A man who appeared on the BBC's Antiques Roadshow, hoping to hear the value of his Banksy artwork, ended up receiving a rebuke from the show's specialist and Banksy's team.
The unidentified man told specialist Rupert Maas that he found the artwork—featuring Banksy's name and a rat stencilled on a steel plate—on a seaside wall in Brighton, England, around 2004.
"It looked loose" so "[I] went over, pulled it off basically," the man said, per Artnet News. Maas then explained that Banksy issues certificates of authenticity for his works so long as they haven't been removed from the public domain.
The owner of this work said he applied for a certificate but was denied. "I think the message here is that, if you do see a piece of graffiti art like that ... leave it for the public," Maas said, noting the work might've been worth $26,000 with the certificate.
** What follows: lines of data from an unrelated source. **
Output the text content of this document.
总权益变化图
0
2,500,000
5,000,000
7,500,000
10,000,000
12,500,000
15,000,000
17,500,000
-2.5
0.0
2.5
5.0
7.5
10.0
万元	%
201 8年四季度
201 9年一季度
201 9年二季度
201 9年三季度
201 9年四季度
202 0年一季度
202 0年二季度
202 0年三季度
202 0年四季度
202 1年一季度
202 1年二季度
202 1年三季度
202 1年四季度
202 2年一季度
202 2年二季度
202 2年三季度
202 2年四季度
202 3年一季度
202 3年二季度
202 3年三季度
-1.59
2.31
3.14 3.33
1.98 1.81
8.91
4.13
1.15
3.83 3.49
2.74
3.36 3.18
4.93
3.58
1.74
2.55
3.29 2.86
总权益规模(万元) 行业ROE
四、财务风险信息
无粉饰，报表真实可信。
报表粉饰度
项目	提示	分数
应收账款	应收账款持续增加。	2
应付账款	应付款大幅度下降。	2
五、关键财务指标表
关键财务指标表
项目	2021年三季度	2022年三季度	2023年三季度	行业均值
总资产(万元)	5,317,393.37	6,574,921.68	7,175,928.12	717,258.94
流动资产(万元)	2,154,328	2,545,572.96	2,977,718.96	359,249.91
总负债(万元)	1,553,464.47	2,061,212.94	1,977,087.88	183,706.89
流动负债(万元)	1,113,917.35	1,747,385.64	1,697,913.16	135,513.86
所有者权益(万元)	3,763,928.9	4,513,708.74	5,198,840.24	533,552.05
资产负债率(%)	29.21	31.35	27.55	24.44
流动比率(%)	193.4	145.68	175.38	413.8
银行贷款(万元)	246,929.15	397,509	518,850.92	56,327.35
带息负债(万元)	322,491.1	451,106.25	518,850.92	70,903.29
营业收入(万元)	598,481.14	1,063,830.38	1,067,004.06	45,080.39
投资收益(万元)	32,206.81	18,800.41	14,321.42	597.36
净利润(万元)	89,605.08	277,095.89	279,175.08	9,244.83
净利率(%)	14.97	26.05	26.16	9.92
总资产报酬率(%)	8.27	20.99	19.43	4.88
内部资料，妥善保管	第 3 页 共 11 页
A section about certificates of authenticity on Banksy's website has since been updated to include a link to the Antiques Roadshow segment, which Banksy's team shared on YouTube.
"The Antiques Roadshow sums it up rather well," the site reads. Artnet notes social media users "roasted the owner like a butternut squash," though some have suggested the man was actually hired by the secretive artist, who directed a 2011 documentary about activist pranks called The Antics Roadshow.
Meanwhile, a Banksy work created around the same time as the metal plate sold for $9.8 million at a Sotheby's auction on Wednesday. "Show me the Monet," a 2005 take on Monet's "Bridge over a Pond of Water Lilies," showing shopping carts and a traffic cone submerged in the famous pond, is now the second-most expensive work by Banksy, reports CNN.